Is Another Summer Market Crash Coming?
Investors are getting worried…
European news headlines are growing more grim by the day. By the looks of it, last summer’s patchwork Greek bailout is pulling apart at the seams. Whispers of bank runs, contagion, and European economic apocalypse are everywhere.
As if that’s not bad enough, the strength of the US economic recovery is also being called into question. April’s non-farm payrolls report was much weaker than expected, and recent manufacturing data isn’t so hot either.
Take a look at the market’s reaction to all this worrisome news…
Clearly, the past couple weeks haven’t been so hot for the bulls (blue circle). Ever since the S&P 500 surged to 1,405 in early May, investors have run for the exits. To make matter worse, bears have controlled the past 11 out of 12 trading sessions.
It looks bad, I know. And due to all the red flags above, many investors are convinced it’s about to get a lot worse. Some say a repeat of the 2011 summer market wipeout is right around the corner.

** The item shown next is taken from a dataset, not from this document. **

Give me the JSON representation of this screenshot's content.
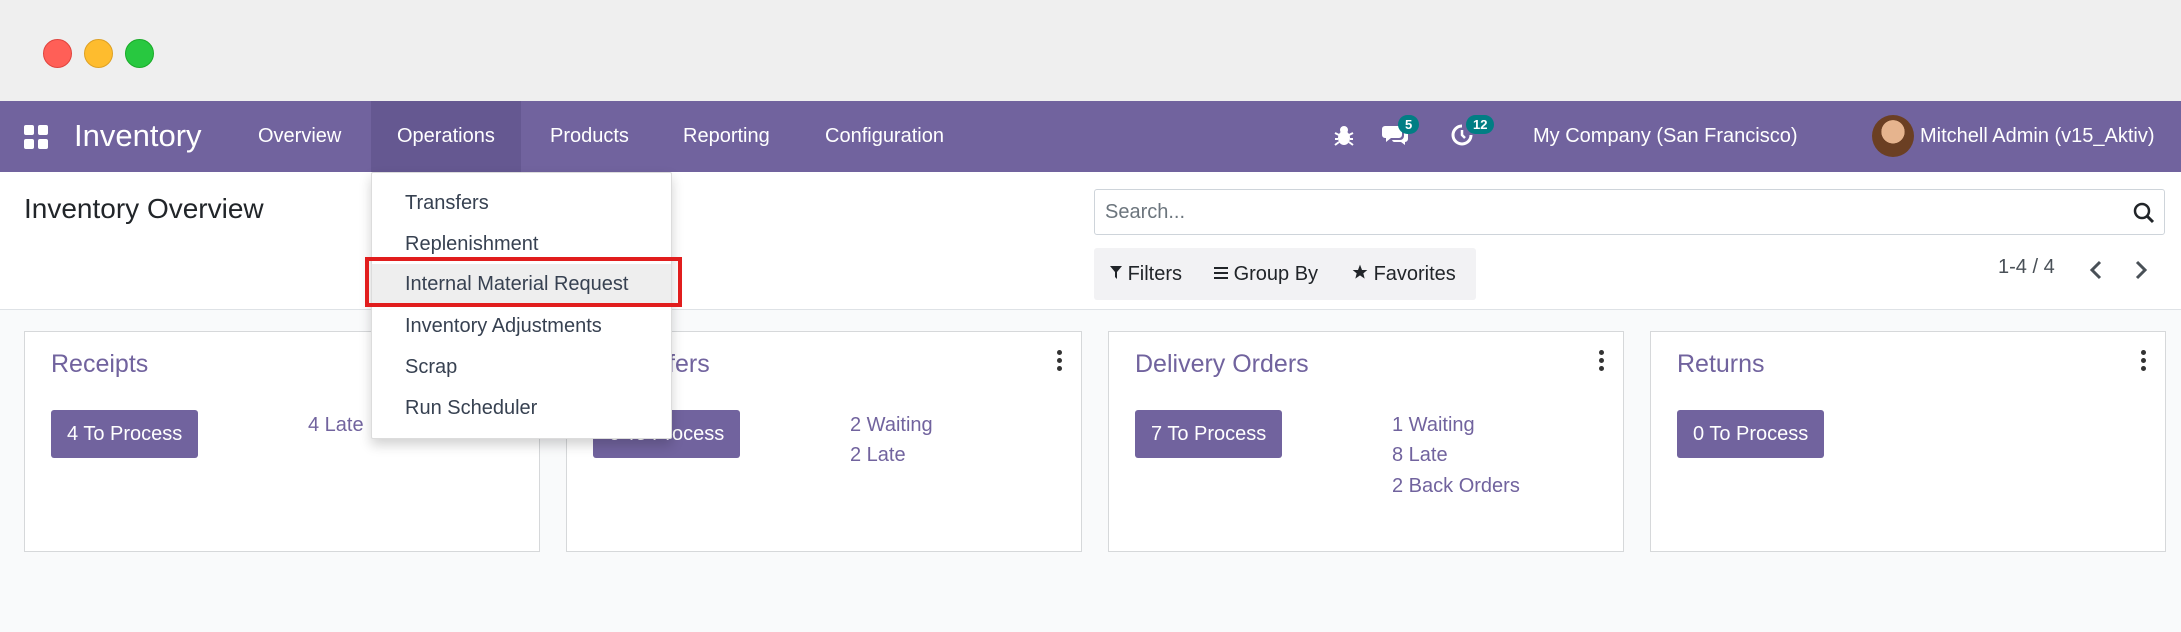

Before you run for the hills, listen up…
Take a deep breath, step back, and put the recent market weakness into perspective. Since pushing to yearly highs in April, the S&P 500 is down a mere 8% while the Dow is down a little over 6%… not a big deal.
What’s more, if the S&P 500 continues down to test 1,280, it will be a 10% correction from the April highs.
To some, that may sound scary…
But in fact, a correction of 10% is completely normal within the confines of a bull market. The only investors who should be worried right now are those who bought at 1,400 or higher. If you did, cut your losses now and buy back into your favorite stocks once this correction runs its course.
By the looks of things, you won’t have to wait very long.
The markets are oversold at current levels and bulls are highly likely to step back in next week. Take a look…
As you can see, the recent sell-off is pushing the S&P 500 down to 1,280… where the market opened for the year.
But more importantly, notice how the 200-day moving average (dma) is sitting in the same area. This highly important technical support will give market bulls a chance to reassert their dominance.
And let me remind you…
The gloom and doom European news is merely speculation at this point. The markets are simply pricing in the possibility of things getting worse for Europe.
Maybe it will happen, maybe it won’t.
I tend to think it won’t…
Now, I’m not naive enough to tell you everything is hunky dory across the pond. But I just don’t believe the European Central Bank (ECB) and the International Monetary Fund (IMF) will stand idly by while Greece goes belly up.
There’s just too much at stake… namely Spain and Italy. If Greece leaves the Euro, you can bet your bottom dollar that Spain and Italy will want to do the same thing.
And believe me, that’s simply unacceptable.
Bottom line…
Now’s the time to have your shopping list ready. Stocks have fallen too far too fast in recent weeks. The smart money trade is to be a buyer of this weakness.